Custom vs Speed
During my day job I’m confronted on an hourly basis with requests for small improvements that people want to make to the website in order to be more personal. Add “My Account Rep”, only show them content they own, put their name on the page, remember what they last searched, show them the most popular research for the products they own, show them the top rated research in what they own, show non-members a view of what it would look like if they were members, but don’t hide the stuff they don’t have access to, I don’t know, maybe a switch of some sort that you can click to give them the “whole view” (seriously…I don’t even know how in the world to write a spec for that).
There’s a problem with all of these though. Our old site was an example of what happens when you allow unfettered, continual customization, and don’t consider the overall impact that each one of those chips in the scalability wall makes.
The above illustration is a good example of the customization vs speed argument, imagine the teeter toter works like this. When you put something on one side, it lifts the other side up, causing the other side to get more and more out of control. Everyone at some point in their life has been the one on the top part of the teeter totter, it’s not a lot of fun because the person on the heavy end has all of the control, they decide when you go up, or when you go down. They decide when they’ll just jump off the teeter totter and leave you to slam down hard on your butt and probably fall off.

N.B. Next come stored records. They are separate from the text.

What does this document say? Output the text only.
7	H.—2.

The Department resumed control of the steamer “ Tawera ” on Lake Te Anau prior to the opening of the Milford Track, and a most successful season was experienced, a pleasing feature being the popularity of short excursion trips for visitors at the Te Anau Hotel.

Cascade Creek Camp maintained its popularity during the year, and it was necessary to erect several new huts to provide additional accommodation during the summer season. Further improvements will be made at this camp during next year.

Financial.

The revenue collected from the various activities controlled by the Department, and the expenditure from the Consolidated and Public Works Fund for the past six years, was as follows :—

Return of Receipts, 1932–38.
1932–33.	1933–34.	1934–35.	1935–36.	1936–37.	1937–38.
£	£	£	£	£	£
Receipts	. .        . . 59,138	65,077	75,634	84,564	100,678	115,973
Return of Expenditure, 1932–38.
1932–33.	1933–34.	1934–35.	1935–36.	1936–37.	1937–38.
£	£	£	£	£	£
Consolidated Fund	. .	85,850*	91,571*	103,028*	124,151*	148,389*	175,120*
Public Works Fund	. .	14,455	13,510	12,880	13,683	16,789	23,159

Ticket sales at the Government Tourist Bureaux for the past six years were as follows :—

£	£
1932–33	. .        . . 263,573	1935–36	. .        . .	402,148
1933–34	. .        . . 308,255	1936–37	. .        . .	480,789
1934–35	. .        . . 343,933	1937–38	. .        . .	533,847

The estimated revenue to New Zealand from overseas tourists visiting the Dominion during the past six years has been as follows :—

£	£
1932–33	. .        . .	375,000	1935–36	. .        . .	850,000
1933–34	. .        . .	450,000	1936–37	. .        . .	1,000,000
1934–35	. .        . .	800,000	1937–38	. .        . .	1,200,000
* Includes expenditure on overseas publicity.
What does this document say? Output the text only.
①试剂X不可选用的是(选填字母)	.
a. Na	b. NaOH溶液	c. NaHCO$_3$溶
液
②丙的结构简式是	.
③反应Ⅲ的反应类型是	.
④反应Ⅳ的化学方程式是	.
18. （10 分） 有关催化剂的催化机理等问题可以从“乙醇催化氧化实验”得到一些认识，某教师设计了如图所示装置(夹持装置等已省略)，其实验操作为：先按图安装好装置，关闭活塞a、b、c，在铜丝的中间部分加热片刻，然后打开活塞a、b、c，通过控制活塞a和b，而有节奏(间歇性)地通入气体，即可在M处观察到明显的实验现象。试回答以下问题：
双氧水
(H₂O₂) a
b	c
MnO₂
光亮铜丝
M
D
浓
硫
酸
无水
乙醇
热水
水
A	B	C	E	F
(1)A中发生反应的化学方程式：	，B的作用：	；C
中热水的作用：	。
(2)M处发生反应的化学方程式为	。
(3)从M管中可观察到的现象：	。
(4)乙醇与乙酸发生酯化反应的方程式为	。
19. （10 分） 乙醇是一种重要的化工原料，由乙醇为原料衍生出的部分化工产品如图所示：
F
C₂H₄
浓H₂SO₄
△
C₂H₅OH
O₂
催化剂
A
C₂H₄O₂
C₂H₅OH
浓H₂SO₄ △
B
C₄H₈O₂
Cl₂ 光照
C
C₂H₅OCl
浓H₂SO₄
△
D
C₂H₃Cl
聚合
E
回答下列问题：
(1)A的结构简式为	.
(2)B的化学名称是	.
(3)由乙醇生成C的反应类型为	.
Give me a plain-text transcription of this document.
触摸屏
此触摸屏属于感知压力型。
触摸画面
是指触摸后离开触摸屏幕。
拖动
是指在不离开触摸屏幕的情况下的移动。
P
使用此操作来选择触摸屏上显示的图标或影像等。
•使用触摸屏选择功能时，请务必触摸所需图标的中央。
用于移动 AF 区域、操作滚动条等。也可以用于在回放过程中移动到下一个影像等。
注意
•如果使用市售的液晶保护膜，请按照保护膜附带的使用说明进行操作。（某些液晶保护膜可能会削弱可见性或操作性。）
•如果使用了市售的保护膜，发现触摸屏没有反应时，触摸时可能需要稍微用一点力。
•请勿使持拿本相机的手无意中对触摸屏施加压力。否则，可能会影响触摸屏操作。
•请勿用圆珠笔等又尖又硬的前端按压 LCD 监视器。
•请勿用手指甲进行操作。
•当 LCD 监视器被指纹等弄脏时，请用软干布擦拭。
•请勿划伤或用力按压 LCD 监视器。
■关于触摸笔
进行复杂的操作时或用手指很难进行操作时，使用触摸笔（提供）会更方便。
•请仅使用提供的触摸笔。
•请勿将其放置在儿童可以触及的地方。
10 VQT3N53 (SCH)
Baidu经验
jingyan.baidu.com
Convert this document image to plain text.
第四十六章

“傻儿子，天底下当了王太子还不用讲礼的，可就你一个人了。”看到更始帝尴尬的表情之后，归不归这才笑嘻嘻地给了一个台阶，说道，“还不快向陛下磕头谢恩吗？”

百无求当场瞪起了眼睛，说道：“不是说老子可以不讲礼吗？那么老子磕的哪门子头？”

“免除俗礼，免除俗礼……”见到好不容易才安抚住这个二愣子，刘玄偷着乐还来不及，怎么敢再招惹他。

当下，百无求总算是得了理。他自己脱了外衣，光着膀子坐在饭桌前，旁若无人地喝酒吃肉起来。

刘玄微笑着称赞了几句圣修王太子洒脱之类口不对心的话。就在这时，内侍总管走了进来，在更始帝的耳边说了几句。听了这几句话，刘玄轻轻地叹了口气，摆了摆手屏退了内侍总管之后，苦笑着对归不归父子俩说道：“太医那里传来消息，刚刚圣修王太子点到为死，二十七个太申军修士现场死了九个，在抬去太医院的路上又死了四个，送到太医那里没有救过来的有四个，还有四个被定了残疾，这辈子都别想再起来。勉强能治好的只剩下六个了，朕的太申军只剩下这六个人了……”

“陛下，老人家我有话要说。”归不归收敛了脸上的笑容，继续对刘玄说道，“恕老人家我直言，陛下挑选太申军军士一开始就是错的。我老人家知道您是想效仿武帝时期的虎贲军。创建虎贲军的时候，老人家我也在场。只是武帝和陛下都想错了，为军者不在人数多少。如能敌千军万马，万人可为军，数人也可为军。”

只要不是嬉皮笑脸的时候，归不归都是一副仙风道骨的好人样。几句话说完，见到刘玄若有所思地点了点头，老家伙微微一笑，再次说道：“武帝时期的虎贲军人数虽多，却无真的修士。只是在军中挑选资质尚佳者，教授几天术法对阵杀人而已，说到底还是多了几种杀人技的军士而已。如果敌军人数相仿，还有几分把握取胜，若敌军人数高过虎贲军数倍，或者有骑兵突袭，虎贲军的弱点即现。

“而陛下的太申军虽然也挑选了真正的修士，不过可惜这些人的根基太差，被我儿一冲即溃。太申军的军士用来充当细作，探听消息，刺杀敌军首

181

Out of the gate I’ll tell you that speed’s got it’s work cut out for it. It’s trickier to do than customization. I can customize the crap out of a website in hours, but tweaking the speed requires deep plumbing and hard work.
Every time you add a feature to the customization side of the scale, the speed side gets lighter, and it becomes harder for speed to balance the teeter totter. Eventually you get to a point where poor speed is thrashing and flailing at the top of the teeter totter trying to gain his balance…and he simply can’t.
Well why can Google do it then?
Google’s not much different. Take a look at an iGoogle page with loads of gadgets on it, and watch how slow it loads, compare that to the straight Google home page…also keep in mind that Google has locked up about 90% of North America’s smartest software engineers…and if they can’t figure this out, what chance do us mere mortals have?
The appearance of customization is better than true customization.
First off, I believe greatly in putting more of the customization components on the client side. Cookies are a great way to do this, keep their display name, and some basic customization options in their cookie. Users who refuse customization on their machines simply don’t get customization. Sorry, but that’s the realities of the internet in 2009. On the server side, you need some pre-assembled components, preferably in XML, HTML, or plain ole text files which use the file system rather than the database. It’s MUCH easier to scale a file system up than it is a database into a cluster.
Too much customization is a bad thing
No matter how much apparent customization you do, eventually you reach a point where you’re still making database calls for pieces. There’s no hard and fast rule for how many database calls are too many…but you know when you hit it. Your site’s slow.
You also hit a strange point where you’ve essentially created an infinite number of slightly different sites. While this is appropriate for a site like Google, it’s not great for a site which is trying to convey a single directed message.
Customization vs editorial control
There’s a certain level of editorial control that I expect when I go to a website. I’m figuring that there are people who get paid six figure salaries to show me what’s important, to make certain editorial decisions, and decide that this is their best stuff. Yeah it’s cool when I can add a filter to that content to let me see stuff that I’m most interested in, but when I go to the Globe and Mail’s website or Wired.com, I want to see what their editorial has determined is most important…because even though I’m not all that interested in Bio Tech, maybe today’s biotechnology story is relevant to me in a way I’m not even aware of.
In the end, customization is a good thing, but too much can put blinders on content, and put excessive strain on systems.
The other caveat to consider is the database implementation. Google uses Bigtable which flies in the face of a relational database. Everything is in one table. The database itself live on thousands upon thousands of distributed servers. They want to add another application/customization? No problem, add a column and distribute over another thousand servers. Back0end architectural decisions can balance the custom vs speed dilemma.